Il fascino di Putin da parte di una destra identitaria, che per anni lo ha visto come un campione della riscoperta dei valori tradizionali in contrapposizione con la globalizzazione americana, e da parte di una destra sovranista che lo ha considerato un buon contraltare “all’euroburocrazia”, innervano il dibattito pubblico. Posizioni che, in molti casi, vedono in Trump una guida, ma soprattutto vedono in Biden, nei Democratici a stelle e strisce e nelle loro affiliazioni (vedi Soros) il grande avversario da combattere. Temi che in modo carsico ma sempre più insistente si stanno affacciando sempre più spesso anche nella narrazione della guerra offerta dai partiti della destra, estrema e non, in diversi paesi del nostro continente.
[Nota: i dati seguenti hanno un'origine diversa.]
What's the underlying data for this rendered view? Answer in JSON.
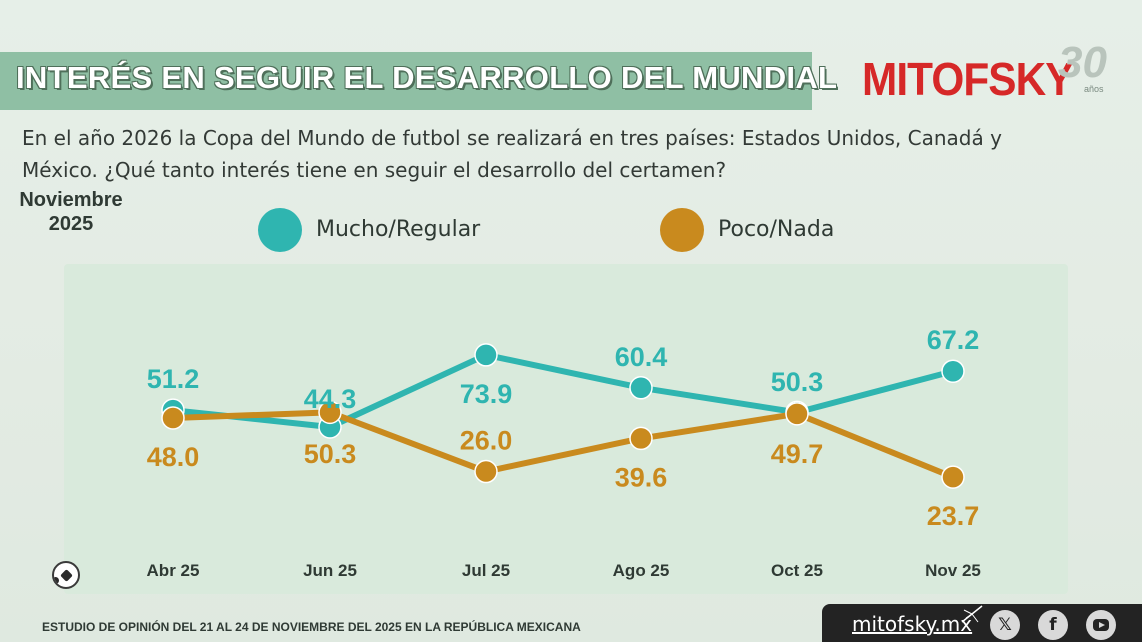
{
  "title": "INTERÉS EN SEGUIR EL DESARROLLO DEL MUNDIAL",
  "logo": {
    "name": "MITOFSKY",
    "anniversary": "30",
    "anniversary_unit": "años"
  },
  "question": "En el año 2026 la Copa del Mundo de futbol se realizará en tres países:  Estados Unidos, Canadá y México. ¿Qué tanto interés tiene en seguir el desarrollo del certamen?",
  "period": {
    "line1": "Noviembre",
    "line2": "2025"
  },
  "chart_data": {
    "type": "line",
    "title": "",
    "xlabel": "",
    "ylabel": "",
    "categories": [
      "Abr 25",
      "Jun 25",
      "Jul 25",
      "Ago 25",
      "Oct 25",
      "Nov 25"
    ],
    "series": [
      {
        "name": "Mucho/Regular",
        "values": [
          51.2,
          44.3,
          73.9,
          60.4,
          50.3,
          67.2
        ],
        "color": "#2fb5b0"
      },
      {
        "name": "Poco/Nada",
        "values": [
          48.0,
          50.3,
          26.0,
          39.6,
          49.7,
          23.7
        ],
        "color": "#c98a1e"
      }
    ],
    "data_labels": true,
    "grid": false,
    "legend": "top"
  },
  "footer": {
    "study": "ESTUDIO DE OPINIÓN DEL 21 AL 24 DE NOVIEMBRE DEL 2025 EN LA REPÚBLICA MEXICANA",
    "site": "mitofsky.mx",
    "social": [
      {
        "name": "x-icon",
        "glyph": "𝕏"
      },
      {
        "name": "facebook-icon",
        "glyph": "f"
      },
      {
        "name": "youtube-icon",
        "glyph": ""
      }
    ]
  },
  "colors": {
    "teal": "#2fb5b0",
    "gold": "#c98a1e",
    "banner": "#8fbfa4",
    "brand_red": "#d62828"
  }
}
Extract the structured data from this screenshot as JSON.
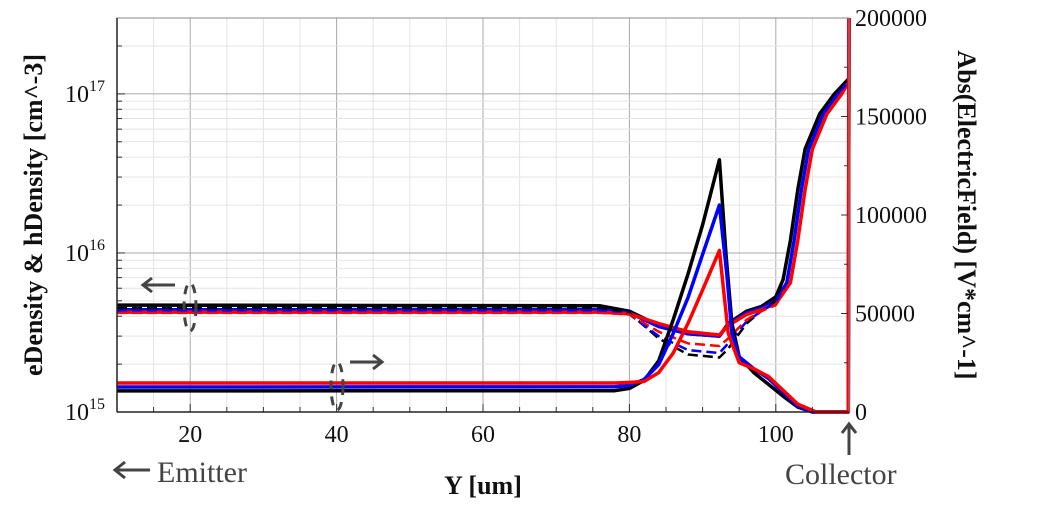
{
  "chart_data": {
    "type": "line",
    "xlabel": "Y [um]",
    "ylabel_left": "eDensity & hDensity [cm^-3]",
    "ylabel_right": "Abs(ElectricField) [V*cm^-1]",
    "xlim": [
      10,
      110
    ],
    "ylim_left": [
      1000000000000000.0,
      3e+17
    ],
    "left_scale": "log",
    "ylim_right": [
      0,
      200000
    ],
    "grid": true,
    "x_ticks": [
      "20",
      "40",
      "60",
      "80",
      "100"
    ],
    "left_ticks": [
      {
        "base": "10",
        "exp": "15",
        "value": 1000000000000000.0
      },
      {
        "base": "10",
        "exp": "16",
        "value": 1e+16
      },
      {
        "base": "10",
        "exp": "17",
        "value": 1e+17
      }
    ],
    "right_ticks": [
      "0",
      "50000",
      "100000",
      "150000",
      "200000"
    ],
    "colors": {
      "black": "#000000",
      "blue": "#0000ff",
      "red": "#ff0000"
    },
    "series": [
      {
        "axis": "left",
        "style": "solid",
        "color": "#000000",
        "points": [
          [
            10,
            4700000000000000.0
          ],
          [
            76,
            4650000000000000.0
          ],
          [
            80,
            4300000000000000.0
          ],
          [
            84,
            3500000000000000.0
          ],
          [
            88,
            3100000000000000.0
          ],
          [
            92.3,
            3000000000000000.0
          ],
          [
            93.5,
            3600000000000000.0
          ],
          [
            96,
            4300000000000000.0
          ],
          [
            98,
            4600000000000000.0
          ],
          [
            100,
            5300000000000000.0
          ],
          [
            101,
            6800000000000000.0
          ],
          [
            102,
            1.2e+16
          ],
          [
            103,
            2.5e+16
          ],
          [
            104,
            4.5e+16
          ],
          [
            106,
            7.5e+16
          ],
          [
            108,
            1e+17
          ],
          [
            110,
            1.25e+17
          ]
        ]
      },
      {
        "axis": "left",
        "style": "solid",
        "color": "#0000ff",
        "points": [
          [
            10,
            4400000000000000.0
          ],
          [
            76,
            4400000000000000.0
          ],
          [
            80,
            4200000000000000.0
          ],
          [
            84,
            3450000000000000.0
          ],
          [
            88,
            3100000000000000.0
          ],
          [
            92.3,
            3000000000000000.0
          ],
          [
            93.5,
            3550000000000000.0
          ],
          [
            96,
            4200000000000000.0
          ],
          [
            98,
            4500000000000000.0
          ],
          [
            100,
            5000000000000000.0
          ],
          [
            101.5,
            6500000000000000.0
          ],
          [
            102.5,
            1.2e+16
          ],
          [
            103.5,
            2.5e+16
          ],
          [
            104.5,
            4.5e+16
          ],
          [
            106.5,
            7.5e+16
          ],
          [
            108.5,
            1e+17
          ],
          [
            110,
            1.2e+17
          ]
        ]
      },
      {
        "axis": "left",
        "style": "solid",
        "color": "#ff0000",
        "points": [
          [
            10,
            4250000000000000.0
          ],
          [
            76,
            4250000000000000.0
          ],
          [
            80,
            4150000000000000.0
          ],
          [
            84,
            3600000000000000.0
          ],
          [
            88,
            3200000000000000.0
          ],
          [
            92.3,
            3050000000000000.0
          ],
          [
            93.5,
            3500000000000000.0
          ],
          [
            96,
            4100000000000000.0
          ],
          [
            98,
            4400000000000000.0
          ],
          [
            100,
            4800000000000000.0
          ],
          [
            102,
            6500000000000000.0
          ],
          [
            103,
            1.2e+16
          ],
          [
            104,
            2.5e+16
          ],
          [
            105,
            4.5e+16
          ],
          [
            107,
            7.5e+16
          ],
          [
            109,
            1e+17
          ],
          [
            110,
            1.2e+17
          ]
        ]
      },
      {
        "axis": "left",
        "style": "dashed",
        "color": "#000000",
        "points": [
          [
            10,
            4500000000000000.0
          ],
          [
            76,
            4500000000000000.0
          ],
          [
            80,
            4200000000000000.0
          ],
          [
            84,
            2900000000000000.0
          ],
          [
            88,
            2300000000000000.0
          ],
          [
            92.3,
            2200000000000000.0
          ],
          [
            93.5,
            2500000000000000.0
          ],
          [
            96,
            3600000000000000.0
          ],
          [
            98,
            4300000000000000.0
          ],
          [
            100,
            5000000000000000.0
          ],
          [
            101,
            6800000000000000.0
          ],
          [
            102,
            1.2e+16
          ],
          [
            103,
            2.5e+16
          ],
          [
            104,
            4.5e+16
          ],
          [
            106,
            7.5e+16
          ],
          [
            108,
            1e+17
          ],
          [
            110,
            1.25e+17
          ]
        ]
      },
      {
        "axis": "left",
        "style": "dashed",
        "color": "#0000ff",
        "points": [
          [
            10,
            4350000000000000.0
          ],
          [
            76,
            4350000000000000.0
          ],
          [
            80,
            4100000000000000.0
          ],
          [
            84,
            3000000000000000.0
          ],
          [
            88,
            2450000000000000.0
          ],
          [
            92.3,
            2350000000000000.0
          ],
          [
            93.5,
            2700000000000000.0
          ],
          [
            96,
            3700000000000000.0
          ],
          [
            98,
            4300000000000000.0
          ],
          [
            100,
            4900000000000000.0
          ],
          [
            101.5,
            6500000000000000.0
          ],
          [
            102.5,
            1.2e+16
          ],
          [
            103.5,
            2.5e+16
          ],
          [
            104.5,
            4.5e+16
          ],
          [
            106.5,
            7.5e+16
          ],
          [
            108.5,
            1e+17
          ],
          [
            110,
            1.2e+17
          ]
        ]
      },
      {
        "axis": "left",
        "style": "dashed",
        "color": "#ff0000",
        "points": [
          [
            10,
            4200000000000000.0
          ],
          [
            76,
            4200000000000000.0
          ],
          [
            80,
            4100000000000000.0
          ],
          [
            84,
            3200000000000000.0
          ],
          [
            88,
            2700000000000000.0
          ],
          [
            92.3,
            2600000000000000.0
          ],
          [
            93.5,
            2900000000000000.0
          ],
          [
            96,
            3800000000000000.0
          ],
          [
            98,
            4300000000000000.0
          ],
          [
            100,
            4700000000000000.0
          ],
          [
            102,
            6500000000000000.0
          ],
          [
            103,
            1.2e+16
          ],
          [
            104,
            2.5e+16
          ],
          [
            105,
            4.5e+16
          ],
          [
            107,
            7.5e+16
          ],
          [
            109,
            1e+17
          ],
          [
            110,
            1.2e+17
          ]
        ]
      },
      {
        "axis": "right",
        "style": "solid",
        "color": "#000000",
        "points": [
          [
            10,
            10700
          ],
          [
            78,
            10800
          ],
          [
            80,
            12000
          ],
          [
            82,
            16000
          ],
          [
            84,
            26000
          ],
          [
            86,
            47000
          ],
          [
            88,
            70000
          ],
          [
            90,
            95000
          ],
          [
            92.3,
            128000
          ],
          [
            93.2,
            80000
          ],
          [
            94,
            45000
          ],
          [
            95,
            28000
          ],
          [
            97,
            20000
          ],
          [
            99,
            14000
          ],
          [
            101,
            8000
          ],
          [
            103,
            2500
          ],
          [
            105,
            0
          ],
          [
            109.9,
            0
          ],
          [
            110,
            200000
          ]
        ]
      },
      {
        "axis": "right",
        "style": "solid",
        "color": "#0000ff",
        "points": [
          [
            10,
            12700
          ],
          [
            78,
            12800
          ],
          [
            80,
            13500
          ],
          [
            82,
            16500
          ],
          [
            84,
            24000
          ],
          [
            86,
            40000
          ],
          [
            88,
            58000
          ],
          [
            90,
            80000
          ],
          [
            92.3,
            105000
          ],
          [
            93.3,
            70000
          ],
          [
            94,
            40000
          ],
          [
            95,
            28000
          ],
          [
            97,
            22000
          ],
          [
            99,
            17000
          ],
          [
            101,
            10000
          ],
          [
            103,
            3000
          ],
          [
            105,
            0
          ],
          [
            109.9,
            0
          ],
          [
            110,
            200000
          ]
        ]
      },
      {
        "axis": "right",
        "style": "solid",
        "color": "#ff0000",
        "points": [
          [
            10,
            14700
          ],
          [
            78,
            14700
          ],
          [
            80,
            15000
          ],
          [
            82,
            15500
          ],
          [
            84,
            20000
          ],
          [
            86,
            30000
          ],
          [
            88,
            45000
          ],
          [
            90,
            62000
          ],
          [
            92.3,
            82000
          ],
          [
            93.5,
            40000
          ],
          [
            95,
            25000
          ],
          [
            97,
            22000
          ],
          [
            99,
            18000
          ],
          [
            101,
            11000
          ],
          [
            103,
            4000
          ],
          [
            105.5,
            0
          ],
          [
            109.9,
            0
          ],
          [
            110,
            200000
          ]
        ]
      }
    ]
  },
  "annotations": {
    "emitter": "Emitter",
    "collector": "Collector"
  }
}
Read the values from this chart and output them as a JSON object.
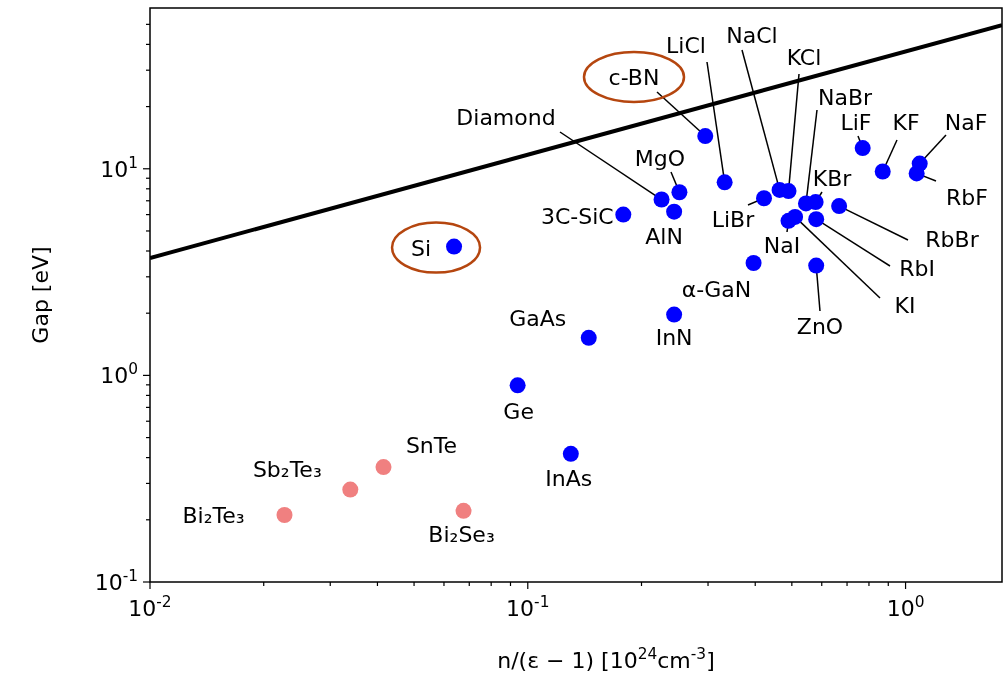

L’avversione si trasforma in vero e proprio odio se si scende in profondità nella bolla complottista, rafforzata da una straordinaria concordanza di idee e di vedute con la propaganda del Cremlino, aspetto che oggi la rende assai più pericolosa e più pervasiva nella base elettorale di molti dei movimenti della destra europea. Timofey Sergeytsev, professore all’Università di Mosca che per l’agenzia di stampa Ria Novosti ha scritto oggi un articolo su cosa dovrebbe fare Mosca una volta occupata l’Ucraina (tra le varie cose nazionalizzare istruzione e informazione, indagini di massa su chi ha sostenuto il governo nazista e via discorrendo) già nel 2016, a candidatura non ancora incassata, descriveva Trump sul sito dello Zinovev club come una speranza per l’America.

Aleksandr Dugin, ideologo di Putin, nel suo ultimo libro scrive che “il Grande Reset inizia con la vittoria di Biden, e il fatto che abbia un nome, e che questo nome sia apparso proprio nell’epicentro delle trasformazioni ideologiche e storiche, negli Stati Uniti, sullo sfondo della drammatica sconfitta di Trump, della disperata presa del Campidoglio, e della crescente ondata di repressione liberale è di grande importanza”. Dugin attacca “i globalisti che non nascondono più la natura totalitaria della loro teoria e della loro pratica”. Qualcuno potrebbe definirli anche i sinistri del pensiero unico. A suo rischio e pericolo.